Dennis Blair Nominated as Director of National Intelligence

Blair Would Be Third in Role Since 2004, When Post Was Created to Streamline Intelligence

By RICHARD COOLIDGE and LUIS MARTINEZ

Dec. 19, 2008—

If confirmed by the U.S. Senate as the new Director of National Intelligence, Adm. Dennis Blair will become only the third person to have served as the nation's most important intelligence officer. The post, currently held by Mike McConnell, was created in 2004 as part of the intelligence community reforms that followed the attacks of Sept. 11.

Blair will be responsible for any intelligence that suggests the United States might be under threat of attack. The position was created to synthesize the analysis of the 16 agencies that make up the intelligence community. But critics have complained that bringing in what they see as another layer of bureaucracy hasn't necessarily improved the intelligence product.

Blair last held a job in government in 2002, the year he retired as commander of the U.S. Pacific Command (PACOM), which oversees all U.S. military forces in the Asia-Pacific region. The post capped a 30-year career in the U.S. Navy. Blair maintained government ties as president of the Institute for Defense Analyses, which is funded by Washington, from 2003-06.

Blair worked as a director in the Office of the Chairman of the Joint Chiefs at the Pentagon. He has also worked in the White House on the National Security Council and was the first associate director of central intelligence for military support.

Born in Kittery, Maine, in 1946, Blair graduated from the U.S. Naval Academy in 1968. His classmates included Lt. Col. Oliver North and Sen. Jim Webb, D-Va. He earned a Rhodes scholarship and majored in Russian studies at Oxford University, overlapping there with former President Bill Clinton.

Blair's tenure as head of PACOM was marked by two international crises: the separatist struggle in East Timor at the end of the 1990s and the forced landing of a U.S. intelligence gathering aircraft on Hainan Island in China, where 24 U.S. personnel were held for 10 days.
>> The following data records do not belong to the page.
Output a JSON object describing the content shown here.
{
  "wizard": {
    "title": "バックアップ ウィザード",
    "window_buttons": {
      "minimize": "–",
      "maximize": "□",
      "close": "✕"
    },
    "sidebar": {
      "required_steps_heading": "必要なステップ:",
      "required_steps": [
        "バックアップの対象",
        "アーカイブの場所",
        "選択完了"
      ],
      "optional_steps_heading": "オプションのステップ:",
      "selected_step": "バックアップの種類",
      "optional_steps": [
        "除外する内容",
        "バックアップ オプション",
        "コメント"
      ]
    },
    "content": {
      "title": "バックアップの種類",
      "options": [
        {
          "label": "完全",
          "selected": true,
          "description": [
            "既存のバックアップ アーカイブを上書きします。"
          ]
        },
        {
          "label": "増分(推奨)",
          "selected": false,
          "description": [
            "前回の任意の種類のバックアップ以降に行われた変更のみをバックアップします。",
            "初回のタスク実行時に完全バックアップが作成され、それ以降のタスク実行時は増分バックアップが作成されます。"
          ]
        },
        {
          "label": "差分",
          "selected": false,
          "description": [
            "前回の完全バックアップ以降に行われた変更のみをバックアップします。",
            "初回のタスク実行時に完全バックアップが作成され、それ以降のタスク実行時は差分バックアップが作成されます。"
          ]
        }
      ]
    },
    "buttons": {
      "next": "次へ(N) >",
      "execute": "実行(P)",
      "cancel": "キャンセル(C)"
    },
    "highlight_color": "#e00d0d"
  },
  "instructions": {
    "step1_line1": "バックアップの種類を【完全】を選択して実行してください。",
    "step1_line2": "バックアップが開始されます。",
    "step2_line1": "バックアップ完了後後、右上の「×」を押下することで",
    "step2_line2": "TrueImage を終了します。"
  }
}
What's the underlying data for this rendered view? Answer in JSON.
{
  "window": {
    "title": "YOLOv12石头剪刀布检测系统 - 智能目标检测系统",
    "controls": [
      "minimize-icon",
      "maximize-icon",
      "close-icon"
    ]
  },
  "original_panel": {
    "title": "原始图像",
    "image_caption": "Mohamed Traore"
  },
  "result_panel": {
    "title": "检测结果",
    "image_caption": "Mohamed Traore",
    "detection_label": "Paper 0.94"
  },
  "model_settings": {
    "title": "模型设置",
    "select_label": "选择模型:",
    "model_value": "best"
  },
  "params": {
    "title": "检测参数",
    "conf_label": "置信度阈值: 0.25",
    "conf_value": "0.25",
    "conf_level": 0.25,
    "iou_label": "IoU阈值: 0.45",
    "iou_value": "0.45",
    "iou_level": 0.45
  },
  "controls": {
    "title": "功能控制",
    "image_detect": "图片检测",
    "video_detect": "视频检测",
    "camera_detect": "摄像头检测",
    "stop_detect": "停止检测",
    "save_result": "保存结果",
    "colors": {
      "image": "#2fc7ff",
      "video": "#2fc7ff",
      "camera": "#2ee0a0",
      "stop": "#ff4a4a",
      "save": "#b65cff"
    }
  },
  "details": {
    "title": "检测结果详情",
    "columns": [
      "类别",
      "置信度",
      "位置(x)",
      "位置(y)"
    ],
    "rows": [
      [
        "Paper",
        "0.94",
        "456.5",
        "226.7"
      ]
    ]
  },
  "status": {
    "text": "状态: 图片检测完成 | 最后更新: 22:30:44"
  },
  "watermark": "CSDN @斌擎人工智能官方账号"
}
Blair also helped lead the effort to pass American intelligence to the Filipino military to aid its campaign against the rebel group Abu Sayyaf.

Despite his long string of leadership positions, Blair is not all business. He is known for having tried, as commander of the USS Cochrane in the mid-1980s, to waterski behind the destroyer.

ABC News' Martha Raddatz contributed to this report.